Ressources | La contraception

Il existe différentes méthodes pour éviter une grossesse, toutefois, seuls les préservatifs permettent d’éviter la transmission d’infections. Par ailleurs, le retrait n’est pas une méthode de contraception efficace et ne prévient pas non plus la transmission d’infections.

La contraception hormonale (pour les personnes qui produisent des ovules)

  • La pilule contraceptive (contraceptif oral combiné ou contraceptif oral à progestatif seul)
  • Le timbre contraceptif (à coller sur la peau)
  • L’anneau contraceptif (à insérer dans le vagin)
  • Le dispositif intra-utérin à libération progressive de lévonorgestrel
  • Le contraceptif injectable (quatre fois par an)
  • L’implant contraceptif (tige flexible placée sous la peau qui libère un progestatif dans le sang)

La contraception non hormonale

  • Les préservatifs (pour pénis ou pour vagin)
  • L’éponge contraceptive (à insérer dans le vagin)
  • La cape cervicale (à placer sur le col de l’utérus)
  • Le diaphragme (qui recouvre le col de l’utérus)
  • Le spermicide (à insérer devant le col de l’utérus en complément d’un autre mode de contraception)
  • La vasectomie (pour fermer le canal déférent)
  • La ligature des trompes par laparoscopie ou voie abdominale / l’obturation des trompes par hystéroscopie
  • Le dispositif intra-utérin en cuivre

Les méthodes naturelles

  • Suivre le cycle de fertilité
  • La méthode de l’allaitement maternel et de l’aménorrhée (efficace pendant les six premiers mois suivant l’accouchement si les menstruations ne sont pas revenues)

La contraception d’urgence

  • La pilule dite du lendemain (les CU-LNG, traditionnelles, devant être prises moins de cinq jours après la relation en sachant que leur efficacité diminue de jour en jours, ou la CU-UPA, qui fonctionne plus longtemps)
  • Le dispositif intra-utérin en cuivre inséré dans les sept jours suivant la relation

La typologie présentée ici est issue de la société des obstétriciens et des gynécologues du Canada.

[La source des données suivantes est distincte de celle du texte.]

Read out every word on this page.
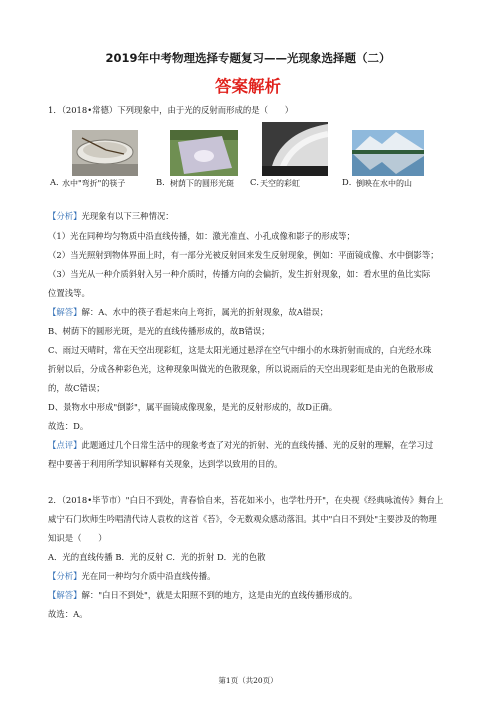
2019年中考物理选择专题复习——光现象选择题（二）
答案解析
1．（2018•常德）下列现象中，由于光的反射而形成的是（　　）
A．
水中"弯折"的筷子	B． 树荫下的圆形光斑 C．
天空的彩虹	D．
倒映在水中的山
【分析】光现象有以下三种情况：
（1）光在同种均匀物质中沿直线传播，如：激光准直、小孔成像和影子的形成等；
（2）当光照射到物体界面上时，有一部分光被反射回来发生反射现象，例如：平面镜成像、水中倒影等；
（3）当光从一种介质斜射入另一种介质时，传播方向的会偏折，发生折射现象，如：看水里的鱼比实际
位置浅等。
【解答】解：A、水中的筷子看起来向上弯折，属光的折射现象，故A错误；
B、树荫下的圆形光斑，是光的直线传播形成的，故B错误；
C、雨过天晴时，常在天空出现彩虹，这是太阳光通过悬浮在空气中细小的水珠折射而成的，白光经水珠
折射以后，分成各种彩色光，这种现象叫做光的色散现象，所以说雨后的天空出现彩虹是由光的色散形成
的，故C错误；
D、景物水中形成"倒影"，属平面镜成像现象，是光的反射形成的，故D正确。
故选：D。
【点评】此题通过几个日常生活中的现象考查了对光的折射、光的直线传播、光的反射的理解，在学习过
程中要善于利用所学知识解释有关现象，达到学以致用的目的。
2．（2018•毕节市）"白日不到处，青春恰自来，苔花如米小，也学牡丹开"，在央视《经典咏流传》舞台上
威宁石门坎师生吟唱清代诗人袁枚的这首《苔》，令无数观众感动落泪。其中"白日不到处"主要涉及的物理
知识是（　　）
A．光的直线传播 B．光的反射 C．光的折射 D．光的色散
【分析】光在同一种均匀介质中沿直线传播。
【解答】解："白日不到处"，就是太阳照不到的地方，这是由光的直线传播形成的。
故选：A。
第1页（共20页）
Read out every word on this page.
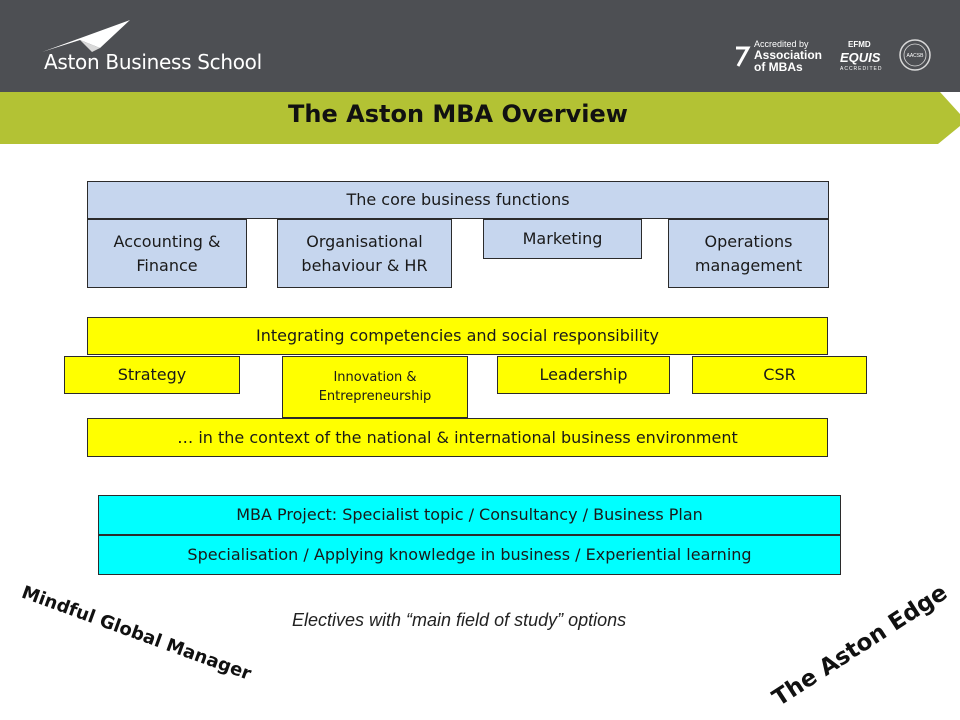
Aston Business School
Accredited by
Association
of MBAs
EFMD
EQUIS
ACCREDITED
AACSB
The Aston MBA Overview
The core business functions
Accounting & Finance
Organisational behaviour & HR
Marketing	Operations management
Integrating competencies and social responsibility
Strategy	Innovation & Entrepreneurship
Leadership	CSR
… in the context of the national & international business environment
MBA Project: Specialist topic / Consultancy / Business Plan
Specialisation / Applying knowledge in business / Experiential learning
Electives with “main field of study” options
Mindful Global Manager	The Aston Edge
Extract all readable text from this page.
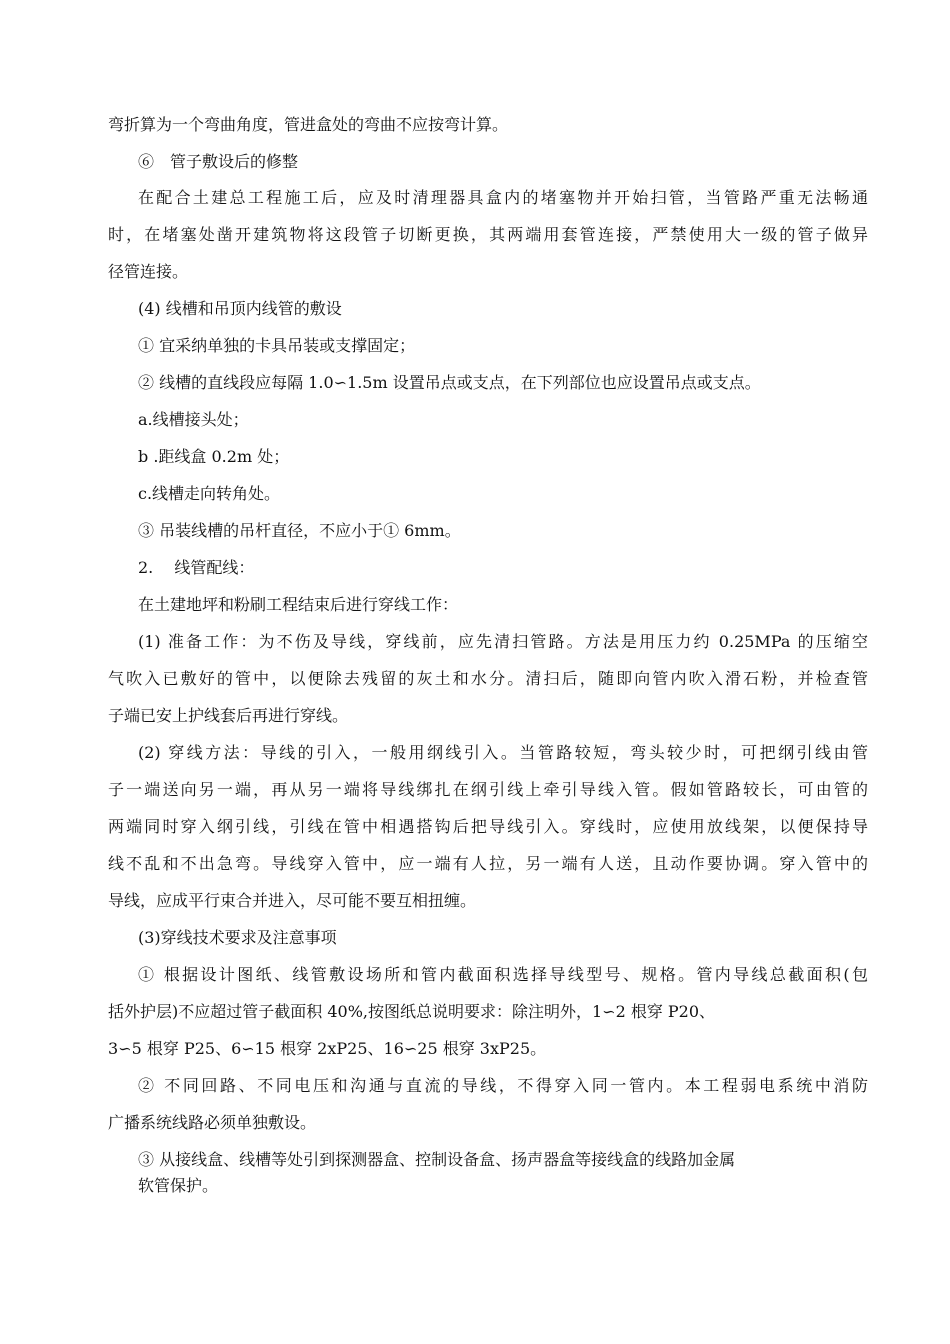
弯折算为一个弯曲角度，管进盒处的弯曲不应按弯计算。
⑥　管子敷设后的修整
在配合土建总工程施工后，应及时清理器具盒内的堵塞物并开始扫管，当管路严重无法畅通
时，在堵塞处凿开建筑物将这段管子切断更换，其两端用套管连接，严禁使用大一级的管子做异
径管连接。
(4) 线槽和吊顶内线管的敷设
① 宜采纳单独的卡具吊装或支撑固定；
② 线槽的直线段应每隔 1.0∽1.5m 设置吊点或支点，在下列部位也应设置吊点或支点。
a.线槽接头处；
b .距线盒 0.2m 处；
c.线槽走向转角处。
③ 吊装线槽的吊杆直径，不应小于① 6mm。
2.　 线管配线：
在土建地坪和粉刷工程结束后进行穿线工作：
(1) 准备工作：为不伤及导线，穿线前，应先清扫管路。方法是用压力约 0.25MPa 的压缩空
气吹入已敷好的管中，以便除去残留的灰土和水分。清扫后，随即向管内吹入滑石粉，并检查管
子端已安上护线套后再进行穿线。
(2) 穿线方法：导线的引入，一般用纲线引入。当管路较短，弯头较少时，可把纲引线由管
子一端送向另一端，再从另一端将导线绑扎在纲引线上牵引导线入管。假如管路较长，可由管的
两端同时穿入纲引线，引线在管中相遇搭钩后把导线引入。穿线时，应使用放线架，以便保持导
线不乱和不出急弯。导线穿入管中，应一端有人拉，另一端有人送，且动作要协调。穿入管中的
导线，应成平行束合并进入，尽可能不要互相扭缠。
(3)穿线技术要求及注意事项
① 根据设计图纸、线管敷设场所和管内截面积选择导线型号、规格。管内导线总截面积(包
括外护层)不应超过管子截面积 40%,按图纸总说明要求：除注明外，1∽2 根穿 P20、
3∽5 根穿 P25、6∽15 根穿 2xP25、16∽25 根穿 3xP25。
② 不同回路、不同电压和沟通与直流的导线，不得穿入同一管内。本工程弱电系统中消防
广播系统线路必须单独敷设。
③ 从接线盒、线槽等处引到探测器盒、控制设备盒、扬声器盒等接线盒的线路加金属
软管保护。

Pour plus d’informations, cliquez ici.

À cette typologie doivent être ajoutées deux méthodes de contraception pour les personnes produisant du sperme, répertoriées par l’Association pour la Recherche et le Développement de la Contraception Masculine : la contraception thermique (sous-vêtement chauffant, jockstrap, anneau en silicone/androswitch) et la pilule contraceptive (diméthandrolone undécanoate). Quoique les contraceptions dites masculines existent depuis une trentaine d’années selon l’ARDECOM et que l’on commence timidement à aborder le sujet dans les médias, elles demeurent très confidentielles.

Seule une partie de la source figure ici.